В том же духе они набрасывали план действий до прокуратуры. Вовчик с облегчением вздохнул, когда следак покинул салон авто, и, как только Артем тронулся, его прорвало:
– Если б он знал, что у нас есть и подозреваемый…
– Я бы не спешил с выводами.
– А я не спешу. Но в прошлую пятницу умерла Алисия, ты же помнишь – Павел Рогозин называл день и число. Кама внесла имя Алисы в план, не думаю, что это другая женщина. Потом в дневнике стоит встреча с какой-то «Жениной тушей», а потом «Нэпман». Почему она перечеркнула субботний план и половину следующей недели? Кама чего-то боялась, то есть кого-то. Мне думается, Рогозина!
– Сейчас захватим Софию и поедем к нему.
– Задерживать?! – вытаращился Вовчик.
– Пока только выясним алиби.
– Тогда я молю бога, чтоб оно у него было.
София ждала у дороги, Вовчик хотел уступить ей место рядом с водителем, но она отказалась, сев назад, и кинула парню на колени газету:
– Читай, Вовка, но не вслух, я это слушать не хочу.
– Что-то случилось? – глянув в зеркало заднего вида, спросил ее Артем.
– Там, – указала она пальцем на газету, – меня опустили ниже плинтуса. Ладно, читай вслух, а я заткну уши.
София на самом деле закрыла пальцами уши и отвернулась к окну, но голос Вовчика с комментариями доставал ее, и она переключилась на роман…
Который продолжился так
Через крошечное оконце с решеткой под самым потолком пробивался день, бросая рассеянный свет в подземелье, а днем не так страшно. Ночь девушки спали чутко и тревожно, тесно прижавшись друг к дружке, днем глаз не сомкнули. Очень пугало Арину, когда скрежетали засовы и открывалась дверь, бедняжка отползала в угол и тряслась. Но это мужиковатая тетка приносила еду на подносе, а также графин, и как только она уходила, первой к еде бросалась Арина и наливала из графина в кружку.
– А вдруг там отрава? – осторожничала Наташка.

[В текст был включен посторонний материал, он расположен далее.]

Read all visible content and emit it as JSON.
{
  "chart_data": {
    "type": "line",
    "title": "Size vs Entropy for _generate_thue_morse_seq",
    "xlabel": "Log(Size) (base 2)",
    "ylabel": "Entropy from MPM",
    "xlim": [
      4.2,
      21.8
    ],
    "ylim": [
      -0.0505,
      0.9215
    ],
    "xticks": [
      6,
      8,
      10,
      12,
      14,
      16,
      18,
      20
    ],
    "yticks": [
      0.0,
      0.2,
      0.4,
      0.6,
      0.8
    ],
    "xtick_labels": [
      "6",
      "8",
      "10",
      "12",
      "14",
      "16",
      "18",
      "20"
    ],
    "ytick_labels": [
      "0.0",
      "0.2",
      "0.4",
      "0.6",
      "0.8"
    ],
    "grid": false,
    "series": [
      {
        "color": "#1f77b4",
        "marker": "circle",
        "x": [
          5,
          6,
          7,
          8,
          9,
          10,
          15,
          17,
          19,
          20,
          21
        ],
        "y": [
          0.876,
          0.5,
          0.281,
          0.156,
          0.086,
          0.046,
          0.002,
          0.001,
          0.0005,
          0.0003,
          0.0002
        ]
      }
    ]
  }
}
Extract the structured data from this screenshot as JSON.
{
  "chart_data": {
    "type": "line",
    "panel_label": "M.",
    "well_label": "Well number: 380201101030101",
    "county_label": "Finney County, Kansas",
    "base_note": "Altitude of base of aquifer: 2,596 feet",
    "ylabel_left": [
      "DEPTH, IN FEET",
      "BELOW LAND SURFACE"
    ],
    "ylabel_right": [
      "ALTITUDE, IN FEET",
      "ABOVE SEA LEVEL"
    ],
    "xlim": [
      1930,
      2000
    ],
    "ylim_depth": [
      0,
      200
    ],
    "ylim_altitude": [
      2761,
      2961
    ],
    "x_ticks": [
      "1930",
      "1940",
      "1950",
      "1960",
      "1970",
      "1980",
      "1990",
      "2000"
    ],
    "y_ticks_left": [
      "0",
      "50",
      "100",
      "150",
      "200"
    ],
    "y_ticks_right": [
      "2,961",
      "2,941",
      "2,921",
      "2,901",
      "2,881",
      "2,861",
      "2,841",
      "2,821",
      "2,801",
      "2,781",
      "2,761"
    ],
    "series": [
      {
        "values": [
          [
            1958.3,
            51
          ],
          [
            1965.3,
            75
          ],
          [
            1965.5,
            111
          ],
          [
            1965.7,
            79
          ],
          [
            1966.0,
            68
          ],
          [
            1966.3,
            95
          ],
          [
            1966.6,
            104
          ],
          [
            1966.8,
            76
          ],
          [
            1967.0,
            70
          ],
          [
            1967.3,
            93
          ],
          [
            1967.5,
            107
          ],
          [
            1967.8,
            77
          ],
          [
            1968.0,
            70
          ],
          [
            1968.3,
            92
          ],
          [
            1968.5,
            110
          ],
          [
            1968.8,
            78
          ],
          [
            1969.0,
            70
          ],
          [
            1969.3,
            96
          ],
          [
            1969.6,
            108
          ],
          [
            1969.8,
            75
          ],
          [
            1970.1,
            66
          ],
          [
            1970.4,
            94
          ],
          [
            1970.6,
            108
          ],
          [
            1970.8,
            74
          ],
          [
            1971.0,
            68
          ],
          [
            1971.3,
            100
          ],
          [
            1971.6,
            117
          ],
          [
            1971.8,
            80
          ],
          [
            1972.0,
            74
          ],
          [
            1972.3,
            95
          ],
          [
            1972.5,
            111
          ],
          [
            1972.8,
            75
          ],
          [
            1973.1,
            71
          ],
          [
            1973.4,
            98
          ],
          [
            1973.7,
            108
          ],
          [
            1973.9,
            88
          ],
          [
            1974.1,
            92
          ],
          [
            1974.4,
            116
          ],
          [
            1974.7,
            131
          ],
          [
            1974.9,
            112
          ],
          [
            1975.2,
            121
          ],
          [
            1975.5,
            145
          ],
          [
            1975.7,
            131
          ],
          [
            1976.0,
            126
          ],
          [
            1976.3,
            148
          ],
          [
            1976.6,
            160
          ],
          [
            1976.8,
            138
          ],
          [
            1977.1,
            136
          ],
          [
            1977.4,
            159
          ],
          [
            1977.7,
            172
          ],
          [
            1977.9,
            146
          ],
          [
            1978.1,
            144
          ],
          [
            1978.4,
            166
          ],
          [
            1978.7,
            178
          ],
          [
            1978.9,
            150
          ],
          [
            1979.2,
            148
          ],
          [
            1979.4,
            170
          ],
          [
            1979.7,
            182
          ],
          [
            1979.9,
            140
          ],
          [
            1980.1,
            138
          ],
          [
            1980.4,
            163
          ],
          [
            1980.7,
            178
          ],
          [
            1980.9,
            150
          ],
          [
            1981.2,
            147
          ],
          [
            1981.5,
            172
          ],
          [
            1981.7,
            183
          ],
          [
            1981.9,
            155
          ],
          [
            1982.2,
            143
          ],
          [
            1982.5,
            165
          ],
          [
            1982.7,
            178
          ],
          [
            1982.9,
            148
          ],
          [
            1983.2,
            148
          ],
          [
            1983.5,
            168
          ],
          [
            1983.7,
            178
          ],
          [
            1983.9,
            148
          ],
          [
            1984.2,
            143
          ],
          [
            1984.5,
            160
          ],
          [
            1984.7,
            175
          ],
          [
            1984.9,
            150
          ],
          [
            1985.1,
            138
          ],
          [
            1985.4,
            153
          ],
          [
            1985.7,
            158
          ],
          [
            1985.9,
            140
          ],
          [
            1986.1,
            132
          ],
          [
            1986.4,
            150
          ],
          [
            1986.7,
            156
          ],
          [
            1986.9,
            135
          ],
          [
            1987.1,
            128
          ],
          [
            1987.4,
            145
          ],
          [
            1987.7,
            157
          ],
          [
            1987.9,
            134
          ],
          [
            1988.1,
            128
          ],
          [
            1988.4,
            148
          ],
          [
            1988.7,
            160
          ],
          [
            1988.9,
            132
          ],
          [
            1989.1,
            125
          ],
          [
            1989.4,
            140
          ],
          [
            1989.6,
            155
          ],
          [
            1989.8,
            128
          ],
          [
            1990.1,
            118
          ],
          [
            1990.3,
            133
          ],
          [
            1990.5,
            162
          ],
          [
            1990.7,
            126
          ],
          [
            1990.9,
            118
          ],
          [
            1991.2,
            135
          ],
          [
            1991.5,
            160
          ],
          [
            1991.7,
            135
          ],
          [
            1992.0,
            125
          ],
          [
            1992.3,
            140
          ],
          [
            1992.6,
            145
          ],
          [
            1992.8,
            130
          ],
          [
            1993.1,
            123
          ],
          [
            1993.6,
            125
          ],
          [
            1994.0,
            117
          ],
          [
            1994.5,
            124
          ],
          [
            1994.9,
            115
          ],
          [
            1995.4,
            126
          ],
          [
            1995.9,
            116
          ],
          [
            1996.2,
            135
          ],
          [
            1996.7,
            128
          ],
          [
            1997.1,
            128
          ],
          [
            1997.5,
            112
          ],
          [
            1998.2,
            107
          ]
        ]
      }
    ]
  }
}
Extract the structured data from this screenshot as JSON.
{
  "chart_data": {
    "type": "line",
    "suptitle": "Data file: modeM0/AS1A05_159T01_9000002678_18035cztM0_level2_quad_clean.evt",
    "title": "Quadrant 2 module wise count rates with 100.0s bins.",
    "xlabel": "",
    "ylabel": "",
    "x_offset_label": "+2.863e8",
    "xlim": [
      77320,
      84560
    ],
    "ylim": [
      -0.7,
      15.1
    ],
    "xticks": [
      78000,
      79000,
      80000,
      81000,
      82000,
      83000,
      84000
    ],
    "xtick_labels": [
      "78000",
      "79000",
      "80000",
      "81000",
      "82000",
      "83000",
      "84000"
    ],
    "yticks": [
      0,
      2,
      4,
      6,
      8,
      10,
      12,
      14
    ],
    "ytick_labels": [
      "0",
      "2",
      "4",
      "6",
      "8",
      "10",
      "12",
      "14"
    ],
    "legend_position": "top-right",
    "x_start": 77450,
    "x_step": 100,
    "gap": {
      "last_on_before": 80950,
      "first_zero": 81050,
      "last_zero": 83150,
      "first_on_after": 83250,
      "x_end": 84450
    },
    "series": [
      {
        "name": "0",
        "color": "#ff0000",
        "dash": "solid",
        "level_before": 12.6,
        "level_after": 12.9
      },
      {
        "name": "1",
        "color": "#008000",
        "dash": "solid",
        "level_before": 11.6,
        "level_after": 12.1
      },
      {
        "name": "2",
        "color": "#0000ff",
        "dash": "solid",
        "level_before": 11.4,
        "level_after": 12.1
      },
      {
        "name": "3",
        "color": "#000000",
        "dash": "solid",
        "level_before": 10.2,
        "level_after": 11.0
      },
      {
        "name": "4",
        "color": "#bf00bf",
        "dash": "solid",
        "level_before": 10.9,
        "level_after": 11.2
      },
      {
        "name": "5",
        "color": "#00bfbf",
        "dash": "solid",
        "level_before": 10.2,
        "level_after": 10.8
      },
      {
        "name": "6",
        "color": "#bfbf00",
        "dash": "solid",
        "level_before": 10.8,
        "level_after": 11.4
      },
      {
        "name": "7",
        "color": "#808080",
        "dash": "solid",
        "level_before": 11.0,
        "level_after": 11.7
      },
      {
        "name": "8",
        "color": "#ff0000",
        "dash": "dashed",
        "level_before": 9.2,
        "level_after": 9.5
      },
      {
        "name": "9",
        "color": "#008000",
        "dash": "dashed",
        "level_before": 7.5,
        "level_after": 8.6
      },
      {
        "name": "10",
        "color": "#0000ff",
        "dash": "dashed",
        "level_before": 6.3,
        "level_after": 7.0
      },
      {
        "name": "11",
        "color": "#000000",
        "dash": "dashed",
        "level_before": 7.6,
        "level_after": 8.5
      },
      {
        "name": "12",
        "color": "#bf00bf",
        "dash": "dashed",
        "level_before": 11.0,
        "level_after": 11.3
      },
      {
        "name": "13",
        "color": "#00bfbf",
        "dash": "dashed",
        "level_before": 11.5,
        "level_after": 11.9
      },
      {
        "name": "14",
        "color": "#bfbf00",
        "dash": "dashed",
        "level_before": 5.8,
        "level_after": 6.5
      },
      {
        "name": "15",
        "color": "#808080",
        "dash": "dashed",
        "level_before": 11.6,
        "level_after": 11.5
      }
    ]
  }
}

– Вино это, – сказала Арина еще утром. – Пей, не так страшно будет.
И не открылась, чего она боялась. Наталья впервые в жизни проглотила кружку вина, оно разлилось по жилам, ударило в голову и зажгло тело, казалось, внутри поселился зверь, выгрызающий кости. Девушка прилегла на тюфяк, стало все равно, что будет с нею. Однако недолго. Вскоре Наташкина рука потянулась к еде – где бы еще она поела мяса вдоволь?
Второй раз тетка принесла еду, когда в подземелье заползала темнота, а с нею и прежний страх охватывал. Девушки поели, от вина Наташка отказалась, запомнив, сколько неудобств оно причиняет.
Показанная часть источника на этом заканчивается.